Murphy started his career as a stand-up comedian while as a teenager and finally joined the cast of"Saturday Night Live." He starred at the box office hit"48 Hours" and made his own mark in a ton of films such as"Beverly Hills Cop,""Coming to America,""The Nutty Professor,""Dr. Dolittle" and"Dolemite Is My Name" His most recent film"Coming 2 America" premiered on Amazon this month.
The awards ceremony almost aired live on BET.
"Black-ish" star and comedian Anthony Anderson hosted the series for the eighth consecutive year.
The actor, who starred in the blockbuster Marvel film"Black Panther," died at 43 final year after he privately fought colon cancer.
Boseman talked about how common Black people are diagnosed with or died from colon cancer. She advocated Black people over age 45 to get screened.
"Do not put it off any longer," she said. "Please, get screened. This disorder is beatable if you catch it in its early phases. So that you don't have to waste, even in the event that you don't have any family history. If you think nothing is wrong, and younger than 45, please be educated about your wellbeing. Know the signs. Know your body. Listen to your body."
LeBron James received the President's Award for his public service accomplishments. He thanked the NAACP for realizing his attempts past the basketball court.
The Los Angeles Lakers superstar was recognized for his efforts through his LeBron James Family Foundation and his that I PROMISE School, a co-curricular educational initiative. Last year, he found More Than a Vote -- a coalition of Black athletes and artists -- who is devoted to protecting and teaching Black voters.
James ventured into the entertainment kingdom with The SpringHill Company, that joins three companies he co-founded with Maverick Carter such as athlete empowerment brand UNINTERRUPTED, film and tv production company SpringHill Entertainment and The Robot Company, the culture and brand consultancy.
"This award is so much more than myself," James said. "I am here receiving it, but this dives into every thing that I am part of."
DJ D-Nice took residence entertainer of the year in a competitive category against big names such as Regina King, Tyler Perry, Viola Davis and Trevor Noah.
During the pandemic's premature phase, D-Nice produced a virtual remedy for anyone dealing with the lockdown blues. He hosted Homeschool at Club Quarantine on his Instagram Live, where he spun popular tunes on the turntables at his home.

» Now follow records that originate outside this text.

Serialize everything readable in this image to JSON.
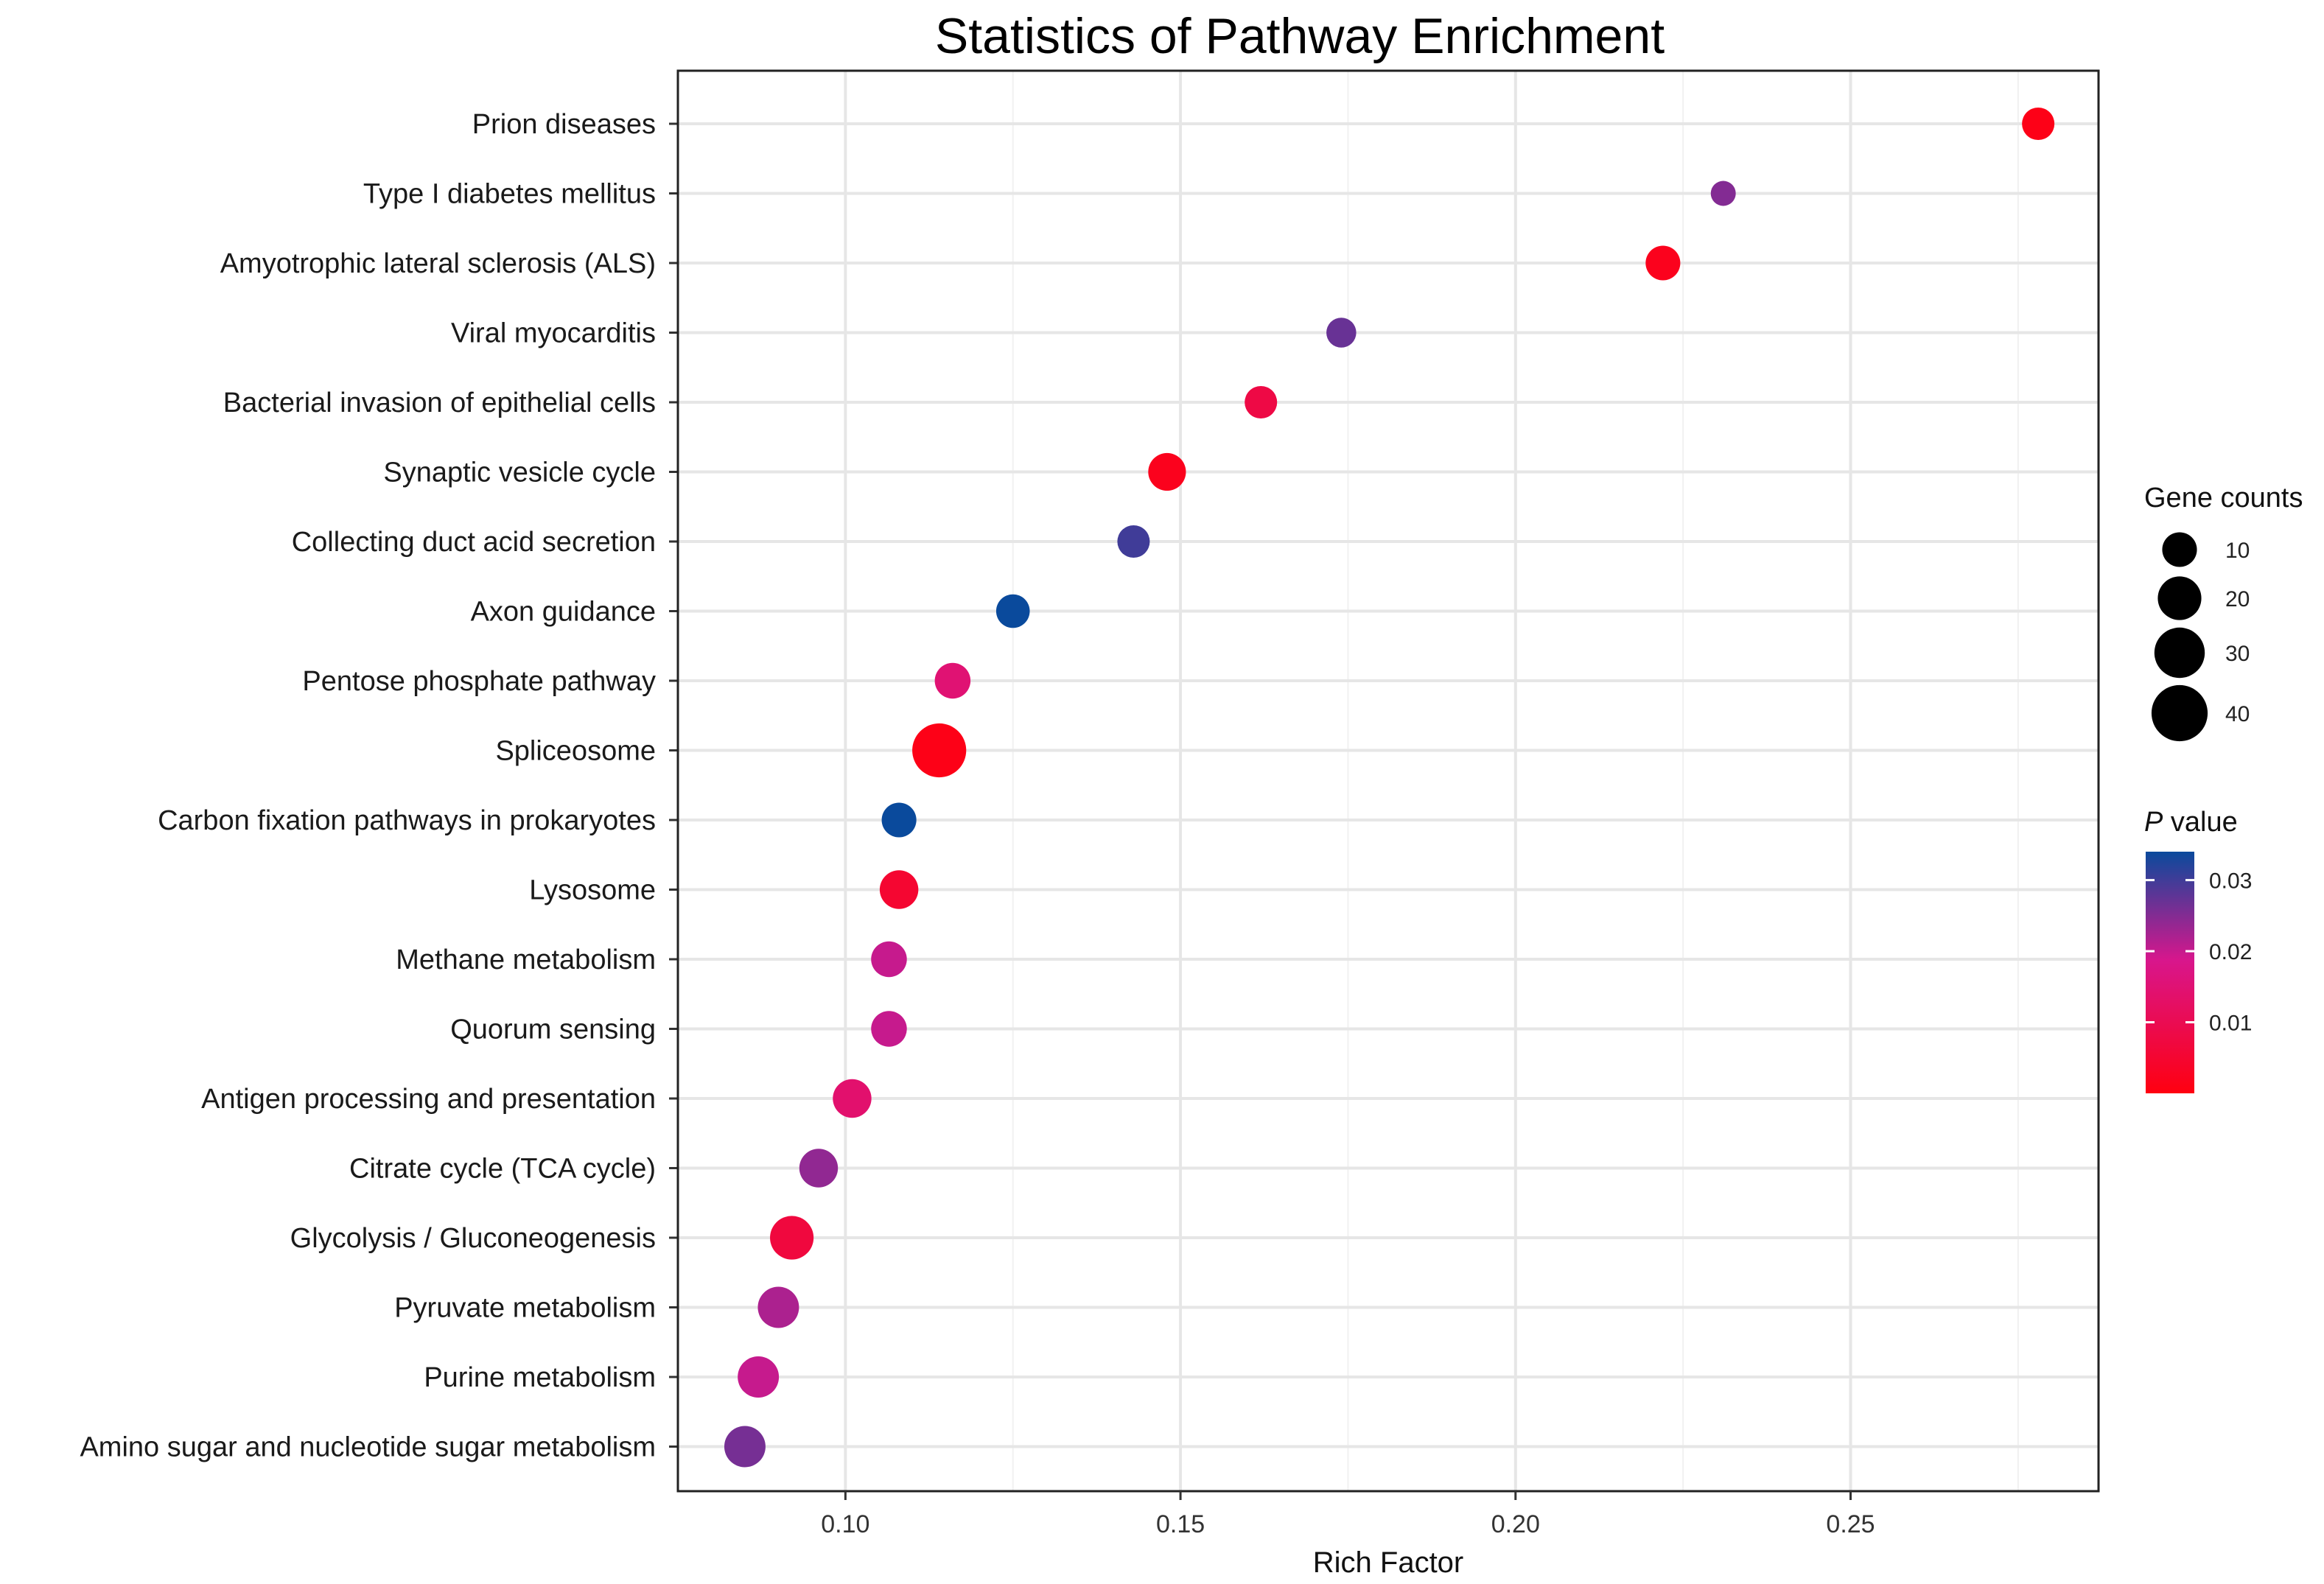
{
  "chart_data": {
    "type": "scatter",
    "title": "Statistics of Pathway Enrichment",
    "xlabel": "Rich Factor",
    "ylabel": "",
    "xlim": [
      0.075,
      0.287
    ],
    "xticks": [
      "0.10",
      "0.15",
      "0.20",
      "0.25"
    ],
    "xtick_values": [
      0.1,
      0.15,
      0.2,
      0.25
    ],
    "grid": true,
    "points": [
      {
        "pathway": "Prion diseases",
        "rich_factor": 0.278,
        "gene_count": 8,
        "p_value": 0.001
      },
      {
        "pathway": "Type I diabetes mellitus",
        "rich_factor": 0.231,
        "gene_count": 3,
        "p_value": 0.025
      },
      {
        "pathway": "Amyotrophic lateral sclerosis (ALS)",
        "rich_factor": 0.222,
        "gene_count": 10,
        "p_value": 0.002
      },
      {
        "pathway": "Viral myocarditis",
        "rich_factor": 0.174,
        "gene_count": 6,
        "p_value": 0.027
      },
      {
        "pathway": "Bacterial invasion of epithelial cells",
        "rich_factor": 0.162,
        "gene_count": 8,
        "p_value": 0.008
      },
      {
        "pathway": "Synaptic vesicle cycle",
        "rich_factor": 0.148,
        "gene_count": 13,
        "p_value": 0.002
      },
      {
        "pathway": "Collecting duct acid secretion",
        "rich_factor": 0.143,
        "gene_count": 8,
        "p_value": 0.03
      },
      {
        "pathway": "Axon guidance",
        "rich_factor": 0.125,
        "gene_count": 9,
        "p_value": 0.034
      },
      {
        "pathway": "Pentose phosphate pathway",
        "rich_factor": 0.116,
        "gene_count": 11,
        "p_value": 0.015
      },
      {
        "pathway": "Spliceosome",
        "rich_factor": 0.114,
        "gene_count": 36,
        "p_value": 0.001
      },
      {
        "pathway": "Carbon fixation pathways in prokaryotes",
        "rich_factor": 0.108,
        "gene_count": 10,
        "p_value": 0.034
      },
      {
        "pathway": "Lysosome",
        "rich_factor": 0.108,
        "gene_count": 14,
        "p_value": 0.005
      },
      {
        "pathway": "Methane metabolism",
        "rich_factor": 0.1065,
        "gene_count": 11,
        "p_value": 0.02
      },
      {
        "pathway": "Quorum sensing",
        "rich_factor": 0.1065,
        "gene_count": 11,
        "p_value": 0.02
      },
      {
        "pathway": "Antigen processing and presentation",
        "rich_factor": 0.101,
        "gene_count": 14,
        "p_value": 0.014
      },
      {
        "pathway": "Citrate cycle (TCA cycle)",
        "rich_factor": 0.096,
        "gene_count": 14,
        "p_value": 0.024
      },
      {
        "pathway": "Glycolysis / Gluconeogenesis",
        "rich_factor": 0.092,
        "gene_count": 20,
        "p_value": 0.007
      },
      {
        "pathway": "Pyruvate metabolism",
        "rich_factor": 0.09,
        "gene_count": 17,
        "p_value": 0.022
      },
      {
        "pathway": "Purine metabolism",
        "rich_factor": 0.087,
        "gene_count": 17,
        "p_value": 0.02
      },
      {
        "pathway": "Amino sugar and nucleotide sugar metabolism",
        "rich_factor": 0.085,
        "gene_count": 17,
        "p_value": 0.026
      }
    ],
    "size_legend": {
      "title": "Gene counts",
      "values": [
        10,
        20,
        30,
        40
      ],
      "labels": [
        "10",
        "20",
        "30",
        "40"
      ]
    },
    "color_legend": {
      "title_italic": "P",
      "title_rest": " value",
      "range": [
        0.0,
        0.034
      ],
      "ticks": [
        0.01,
        0.02,
        0.03
      ],
      "labels": [
        "0.01",
        "0.02",
        "0.03"
      ],
      "colors": {
        "low": "#ff0010",
        "mid": "#d8168c",
        "high": "#0a4a9c"
      }
    }
  }
}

"It has been an honour to offer entertainment and inspiration during one of the strangest times we have experienced," D-Nice said.
Michelle Obama introduced Stacey Abrams with the initial Social Justice Impact award. Abrams was admired for being a political force and her voting rights work that helped turn Georgia into a swing state.
Abrams paid homage to her parents because of her upbringing.
"They taught me and my five sisters that having nothing was not a justification for doing nothing," she explained. "Instead, they showed us by deed and word to use our faith as a shield to protect the defenseless, to use our voices to call out injustices, and also to use our education and our time to fix the issues that others turn away from."